Tuesday night at New York’s Paley Center, Ono sat down with Rolling Stone contributing editor Anthony DeCurtis for a lengthy discussion about her path as an avant-garde artist. Wearing a leather jacket and dark circular glasses, Ono spoke about her childhood in Tokyo — where she was trained as a classical pianist — to her involvement with New York’s Fluxus movement and John Cage. 

Yoko Ono at Paley Center For Media on November 11, 2014 in New York City.

Ono said she rebelled against her parents’ classical interests and experimented with conceptual music as early as her teens. “I had a natural feeling for doing something that was new,” she said. However, when her family relocated to Japan’s countryside during WWII, Ono’s mother encouraged her to pour her hardships onto the page. It proved to be valuable training for Ono, who would later use her art as an instrument of social change.

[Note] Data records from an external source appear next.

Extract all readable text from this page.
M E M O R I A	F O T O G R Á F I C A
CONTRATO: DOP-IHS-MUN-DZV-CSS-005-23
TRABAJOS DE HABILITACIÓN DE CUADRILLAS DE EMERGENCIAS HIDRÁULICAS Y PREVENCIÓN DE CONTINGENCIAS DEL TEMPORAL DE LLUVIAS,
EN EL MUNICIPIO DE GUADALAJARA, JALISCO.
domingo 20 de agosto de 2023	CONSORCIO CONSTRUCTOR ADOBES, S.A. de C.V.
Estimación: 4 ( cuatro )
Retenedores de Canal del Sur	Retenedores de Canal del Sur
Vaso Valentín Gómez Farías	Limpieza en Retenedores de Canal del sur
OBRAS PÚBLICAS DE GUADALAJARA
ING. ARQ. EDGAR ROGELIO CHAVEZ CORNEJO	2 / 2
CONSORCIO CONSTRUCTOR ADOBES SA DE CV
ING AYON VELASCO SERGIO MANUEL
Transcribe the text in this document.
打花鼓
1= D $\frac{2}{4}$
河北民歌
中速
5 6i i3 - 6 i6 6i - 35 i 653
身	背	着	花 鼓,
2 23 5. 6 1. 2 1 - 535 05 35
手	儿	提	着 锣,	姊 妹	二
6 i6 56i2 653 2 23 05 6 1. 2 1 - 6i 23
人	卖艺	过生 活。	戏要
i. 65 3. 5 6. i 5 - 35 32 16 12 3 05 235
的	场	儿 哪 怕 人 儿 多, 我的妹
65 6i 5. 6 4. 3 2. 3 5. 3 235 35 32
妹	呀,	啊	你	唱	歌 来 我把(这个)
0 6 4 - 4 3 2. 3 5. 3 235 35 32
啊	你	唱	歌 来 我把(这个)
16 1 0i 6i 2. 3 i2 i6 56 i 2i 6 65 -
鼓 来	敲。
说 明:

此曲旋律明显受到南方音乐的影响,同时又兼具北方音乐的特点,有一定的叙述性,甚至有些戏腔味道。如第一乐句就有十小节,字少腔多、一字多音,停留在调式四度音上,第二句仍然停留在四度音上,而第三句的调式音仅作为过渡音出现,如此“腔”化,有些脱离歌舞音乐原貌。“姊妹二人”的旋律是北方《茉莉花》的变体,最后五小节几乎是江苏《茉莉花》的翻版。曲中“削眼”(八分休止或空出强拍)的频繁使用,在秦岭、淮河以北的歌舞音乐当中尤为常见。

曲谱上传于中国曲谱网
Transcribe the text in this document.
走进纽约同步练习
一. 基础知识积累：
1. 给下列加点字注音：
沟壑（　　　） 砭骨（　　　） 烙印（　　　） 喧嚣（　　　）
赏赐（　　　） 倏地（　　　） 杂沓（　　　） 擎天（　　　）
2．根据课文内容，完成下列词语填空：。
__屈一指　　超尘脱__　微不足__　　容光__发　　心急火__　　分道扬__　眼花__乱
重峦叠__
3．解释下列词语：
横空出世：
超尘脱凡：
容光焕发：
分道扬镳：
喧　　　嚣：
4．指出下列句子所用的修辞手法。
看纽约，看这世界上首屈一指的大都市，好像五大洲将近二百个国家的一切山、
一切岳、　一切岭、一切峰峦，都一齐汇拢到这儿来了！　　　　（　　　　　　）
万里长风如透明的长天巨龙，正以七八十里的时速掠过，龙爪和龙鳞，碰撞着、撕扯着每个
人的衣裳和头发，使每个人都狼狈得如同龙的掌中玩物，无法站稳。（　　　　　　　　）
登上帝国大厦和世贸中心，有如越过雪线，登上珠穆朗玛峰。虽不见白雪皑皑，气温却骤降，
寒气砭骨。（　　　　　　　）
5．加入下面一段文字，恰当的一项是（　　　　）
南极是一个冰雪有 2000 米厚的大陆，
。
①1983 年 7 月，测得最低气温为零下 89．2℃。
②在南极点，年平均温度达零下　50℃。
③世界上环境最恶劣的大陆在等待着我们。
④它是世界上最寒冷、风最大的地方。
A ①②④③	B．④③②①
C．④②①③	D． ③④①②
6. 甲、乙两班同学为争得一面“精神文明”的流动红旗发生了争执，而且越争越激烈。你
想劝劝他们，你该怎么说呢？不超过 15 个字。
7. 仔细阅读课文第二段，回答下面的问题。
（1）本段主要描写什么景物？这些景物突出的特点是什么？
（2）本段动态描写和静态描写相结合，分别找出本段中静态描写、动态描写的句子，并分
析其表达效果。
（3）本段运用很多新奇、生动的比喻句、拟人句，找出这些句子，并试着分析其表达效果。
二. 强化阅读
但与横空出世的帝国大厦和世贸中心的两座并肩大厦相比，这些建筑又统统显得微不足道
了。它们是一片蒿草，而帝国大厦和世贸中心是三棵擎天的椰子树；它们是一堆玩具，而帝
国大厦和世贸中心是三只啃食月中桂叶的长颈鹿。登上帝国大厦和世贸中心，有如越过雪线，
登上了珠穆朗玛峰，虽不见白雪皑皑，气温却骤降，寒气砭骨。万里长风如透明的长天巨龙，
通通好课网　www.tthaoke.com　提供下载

A video montage highlighted the radicalness of Ono’s experimental film projects. The most striking was “Cut Piece, 1965,” featuring a vulnerable Ono sitting on a stage with her eyes fixed in the distance as individuals came and cut off a sliver of her clothing with a scissors until there was nothing left to cut. Ono only performed it wearing garments she actually loved. “Nuns understood it,” said Ono, “because they are used to giving.” “Cut Piece” is a hallmark of Ono’s fascination with communication, a theme she revisited in pieces such as “Bed Peace, 1969,” a clip of her infamous Bed-Ins for Peace with new husband John Lennon, and her insouciant “Bad Dancer” music video from Plastic Ono Band’s 2013 album Take Me to the Land of Hell.

While Ono admitted she used to struggle with interaction (“I was an artist that didn’t want anyone to touch or change my work”), her opinion softened the more she witnessed the power of engagement. “All of us have energy, but not all of us give it,” Ono said, adding with a credulous smile, “It’s easy to change the world.”

After eight decades, Ono’s projects take on a larger scope these days. Her 2007 memorial, Imagine Peace Tower, is a public art structure dedicated to John Lennon in Viday Island near Reykjavik, Iceland. Long ago, Ono had an idea for a building made of light. When she told Lennon about it, he asked her to build the light tower in his garden. She laughed at the ridiculous idea. Today, the installation is actualized. Fifteen searchlights are projected from a white stone monument, creating a tower of light, a symbol of modernity and enlightenment. At the base of the monument, the word “Imagine,” after Lennon’s emblematic song, is engraved in 24 languages. Ono said, “It just occurred to me that this is [Lennon’s] garden.”